Sous le ciel qui demeure
- Rédaction Logos

- 12 déc. 2025
- 2 min de lecture
Par Gilles Brand - Rédacteur LOGOS

La scène est silencieuse. Un chemin enneigé, quelques arbres nus, une maison à peine visible. Et au-dessus, un ciel saturé d’étoiles, presque excessif, comme si l’univers s’était soudain rapproché de la terre.
Rien ne se passe. Et pourtant, tout est là.
La disproportion fondamentale
L’image nous confronte à une vérité que la modernité évite : la disproportion entre l’homme et le monde. Le paysage est humble, presque fragile. Le ciel, lui, est infini, indifférent, immémorial.

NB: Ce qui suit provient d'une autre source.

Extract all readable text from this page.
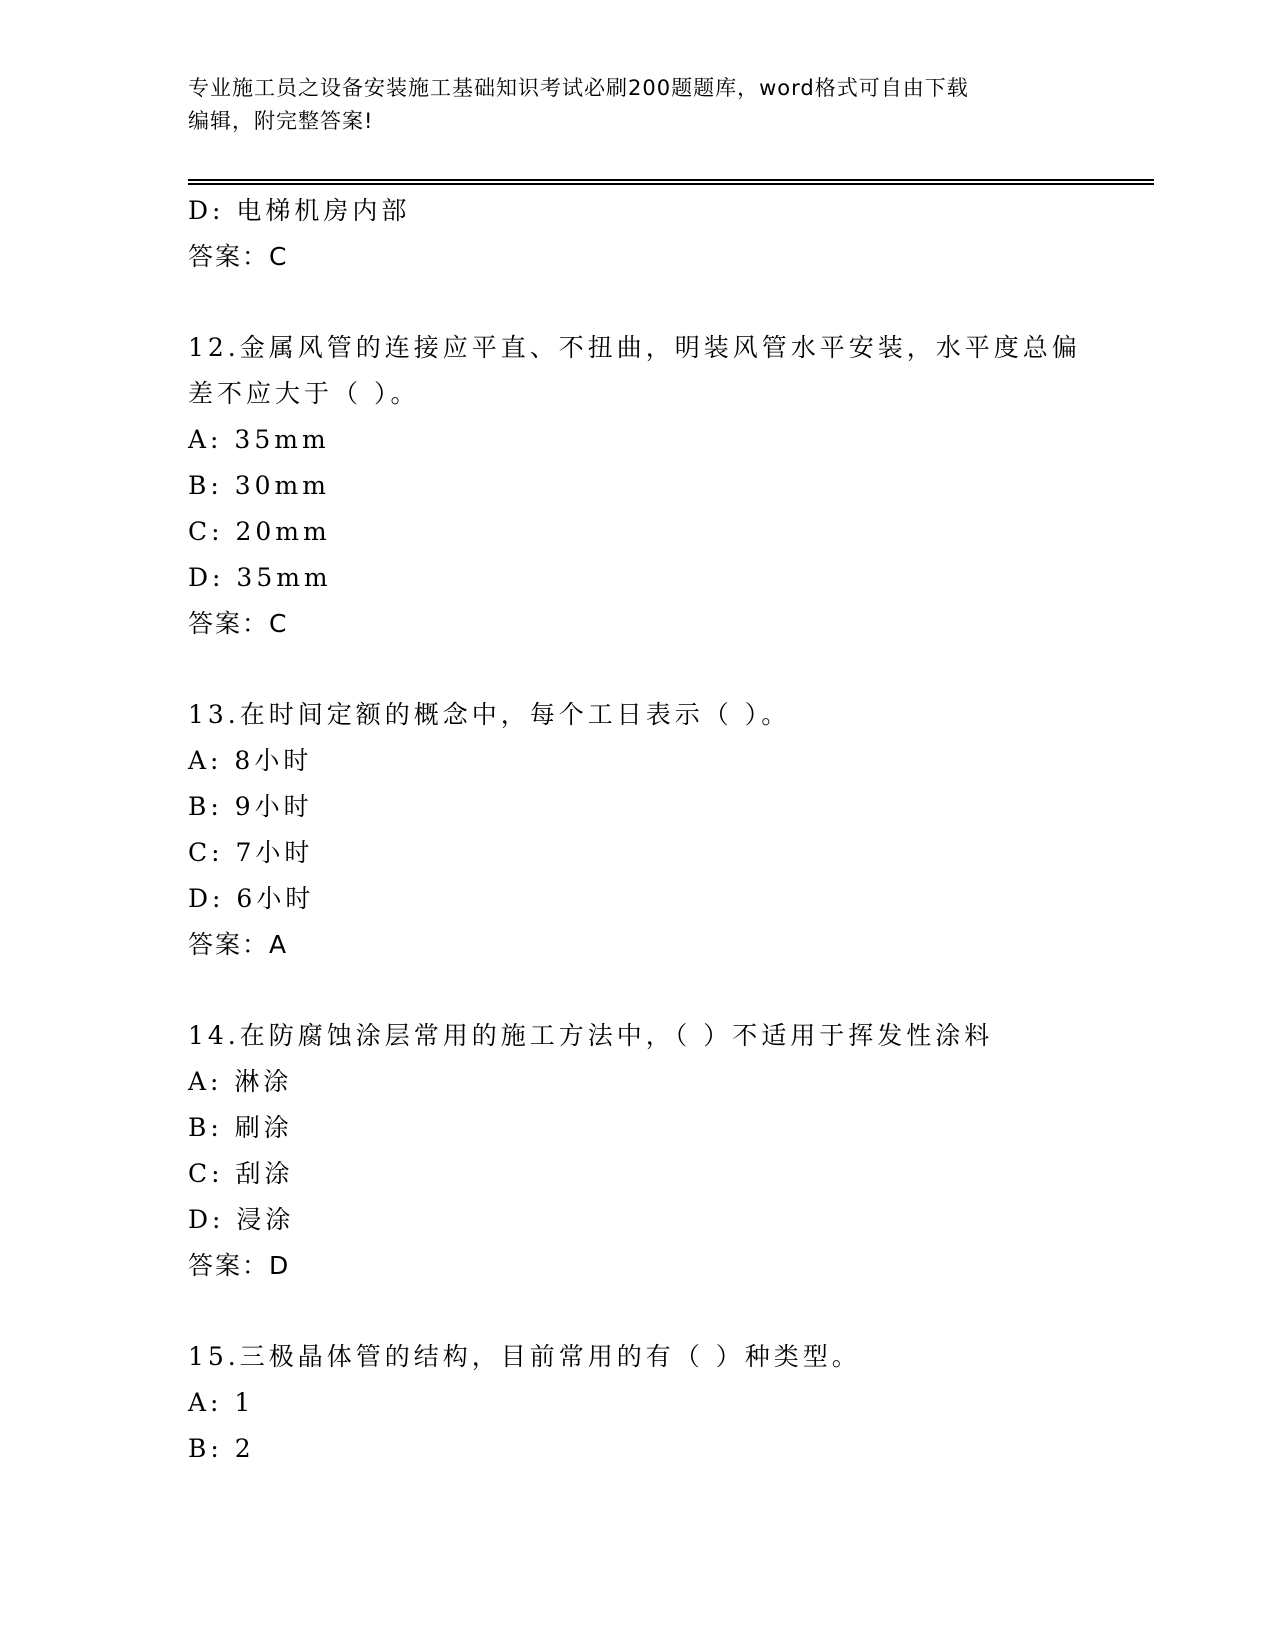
专业施工员之设备安装施工基础知识考试必刷200题题库，word格式可自由下载
编辑，附完整答案!
D: 电梯机房内部
答案：C
12.金属风管的连接应平直、不扭曲，明装风管水平安装，水平度总偏
差不应大于（ ）。
A: 35mm
B: 30mm
C: 20mm
D: 35mm
答案：C
13.在时间定额的概念中，每个工日表示（ ）。
A: 8小时
B: 9小时
C: 7小时
D: 6小时
答案：A
14.在防腐蚀涂层常用的施工方法中，（ ）不适用于挥发性涂料
A: 淋涂
B: 刷涂
C: 刮涂
D: 浸涂
答案：D
15.三极晶体管的结构，目前常用的有（ ）种类型。
A: 1
B: 2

Cette disproportion n’est pas humiliante. Elle est fondatrice. Elle rappelle à l’homme qu’il n’est pas le centre, mais un passant.
Dans ce monde enneigé, aucune trace de vitesse, aucune urgence. Le chemin ne mène nulle part de précis. Il traverse simplement l’espace, comme une vie traverse le temps.

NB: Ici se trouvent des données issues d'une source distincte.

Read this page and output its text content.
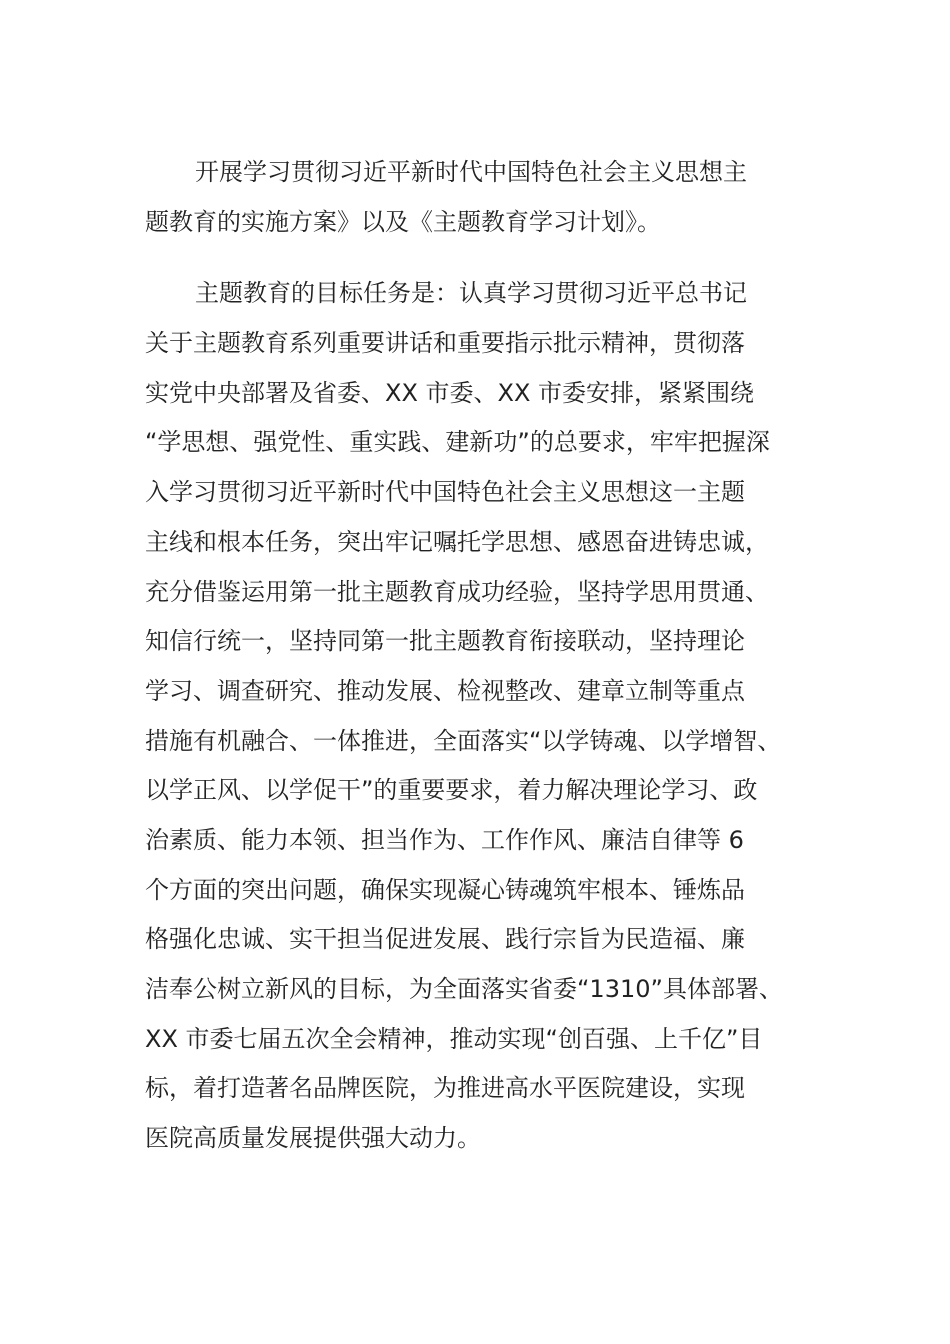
开展学习贯彻习近平新时代中国特色社会主义思想主
题教育的实施方案》以及《主题教育学习计划》。
主题教育的目标任务是：认真学习贯彻习近平总书记
关于主题教育系列重要讲话和重要指示批示精神，贯彻落
实党中央部署及省委、XX 市委、XX 市委安排，紧紧围绕
“学思想、强党性、重实践、建新功”的总要求，牢牢把握深
入学习贯彻习近平新时代中国特色社会主义思想这一主题
主线和根本任务，突出牢记嘱托学思想、感恩奋进铸忠诚，
充分借鉴运用第一批主题教育成功经验，坚持学思用贯通、
知信行统一，坚持同第一批主题教育衔接联动，坚持理论
学习、调查研究、推动发展、检视整改、建章立制等重点
措施有机融合、一体推进，全面落实“以学铸魂、以学增智、
以学正风、以学促干”的重要要求，着力解决理论学习、政
治素质、能力本领、担当作为、工作作风、廉洁自律等 6
个方面的突出问题，确保实现凝心铸魂筑牢根本、锤炼品
格强化忠诚、实干担当促进发展、践行宗旨为民造福、廉
洁奉公树立新风的目标，为全面落实省委“1310”具体部署、
XX 市委七届五次全会精神，推动实现“创百强、上千亿”目
标，着打造著名品牌医院，为推进高水平医院建设，实现
医院高质量发展提供强大动力。
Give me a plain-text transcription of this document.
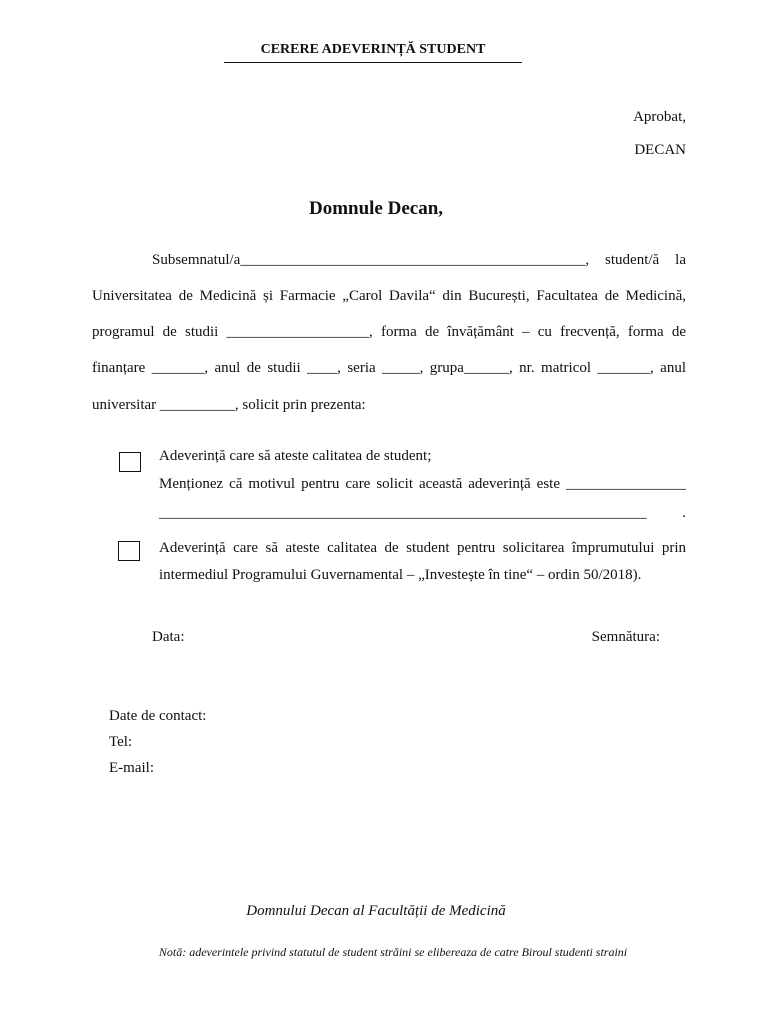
CERERE ADEVERINȚĂ STUDENT
Aprobat,
DECAN
Domnule Decan,
Subsemnatul/a______________________________________________, student/ă la
Universitatea de Medicină și Farmacie „Carol Davila“ din București, Facultatea de Medicină,
programul de studii ___________________, forma de învățământ – cu frecvență, forma de
finanțare _______, anul de studii ____, seria _____, grupa______, nr. matricol _______, anul
universitar __________, solicit prin prezenta:
Adeverință care să ateste calitatea de student;
Menționez că motivul pentru care solicit această adeverință este ________________
_________________________________________________________________ .
Adeverință care să ateste calitatea de student pentru solicitarea împrumutului prin
intermediul Programului Guvernamental – „Investește în tine“ – ordin 50/2018).
Data:	Semnătura:
Date de contact:
Tel:
E-mail:
Domnului Decan al Facultății de Medicină
Notă: adeverintele privind statutul de student străini se elibereaza de catre Biroul studenti straini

Le silence comme résistance
Ce qui frappe, c’est le silence. Un silence ancien, antérieur à nos discours, à nos indignations, à nos certitudes.
Dans ce silence, l’image oppose une résistance tranquille à notre époque bavarde. Elle dit, sans mots, que tout ne doit pas être expliqué, commenté, revendiqué.
Certaines vérités ne se livrent qu’à ceux qui acceptent de se taire intérieurement.
Le ciel n’explique rien. Il demeure.
La maison et l’infini
La petite maison, presque effacée, n’est pas un refuge héroïque. Elle est simplement là, fragile, humaine. Elle ne défie pas le ciel, elle cohabite avec lui.
C’est peut-être cela, la sagesse oubliée :ne pas chercher à dominer l’infini, mais apprendre à y habiter sans arrogance.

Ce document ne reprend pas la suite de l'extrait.